Éditions  PLEIN CHANT
Collection Voix d'en bas


  Régis Phily : Thérésa et autres récits (extrait)




   



Thérésa dix ans plus tard
P
ages 26 et 27




Ce foutu grand-père ! Aldo avait piqué dans l'album de photos une épreuve montrant le bonhomme brandissant un drapeau, sans doute rouge. Planquée la photo, mais il narguait Thérésa et Luigi en répétant :
– Je suis les traces de «padre » Bartholoméo… Eh dis, p'pa, ajoutait-il machiavélique, ton vieux, tes oncles n'ont-ils pas chanté « Avanti popolo », n'ont-ils pas lutté contre les fascistes, crié « La terre aux paysans » ?

Luigi redoublait de colère :

– Fini, tout ça, fini ! criait-il, j'suis un…

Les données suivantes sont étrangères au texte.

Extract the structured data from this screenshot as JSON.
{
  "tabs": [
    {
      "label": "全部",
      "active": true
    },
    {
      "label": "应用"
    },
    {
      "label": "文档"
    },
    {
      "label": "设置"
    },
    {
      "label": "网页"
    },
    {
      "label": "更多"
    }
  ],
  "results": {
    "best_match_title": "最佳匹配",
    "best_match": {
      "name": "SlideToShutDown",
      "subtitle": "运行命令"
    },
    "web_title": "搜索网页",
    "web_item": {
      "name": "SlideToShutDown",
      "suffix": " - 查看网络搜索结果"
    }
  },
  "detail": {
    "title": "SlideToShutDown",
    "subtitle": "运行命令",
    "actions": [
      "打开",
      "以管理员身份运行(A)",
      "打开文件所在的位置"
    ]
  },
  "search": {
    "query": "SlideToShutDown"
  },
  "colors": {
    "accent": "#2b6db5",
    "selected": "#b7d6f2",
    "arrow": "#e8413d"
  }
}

Il cherchait le mot, ne voulait pas dire patron… Mais tout à coup Aldo répondait, avant qu'entrepreneur ne vienne à l'esprit de son père :

– Un sale patron, et de plus raciste…

L'injure suprême : Raciste.

– Tu fais travailler comme des bêtes : Arabes, Portugais, Espagnols et tu les payes à coups de lance-pierre, toujours hurlant, l'invective à la bouche, les licenciant pour rien, continuait Aldo.

Luigi en avait le souffle coupé ! Lui dire ça ! Son fils ! Se reprenant pour exploser :

– Bordel, si j'vous paye l'université, qu'j'vous entretiens à rien foutre, la stéréo, la mob, vos fringues dégueulasses… hein… c'est pas en restant l'cul sur une chaise, faut y aller sur les chantiers, pas avoir peur d'engueuler des bandes de feignants qui viennent en espérant s'la couler douce ! Raciste ! Pas croyable… Y sont tout juste bons à vous brouter la laine su' l'dos, les Bougnoules, les Portos' et les Espingoins !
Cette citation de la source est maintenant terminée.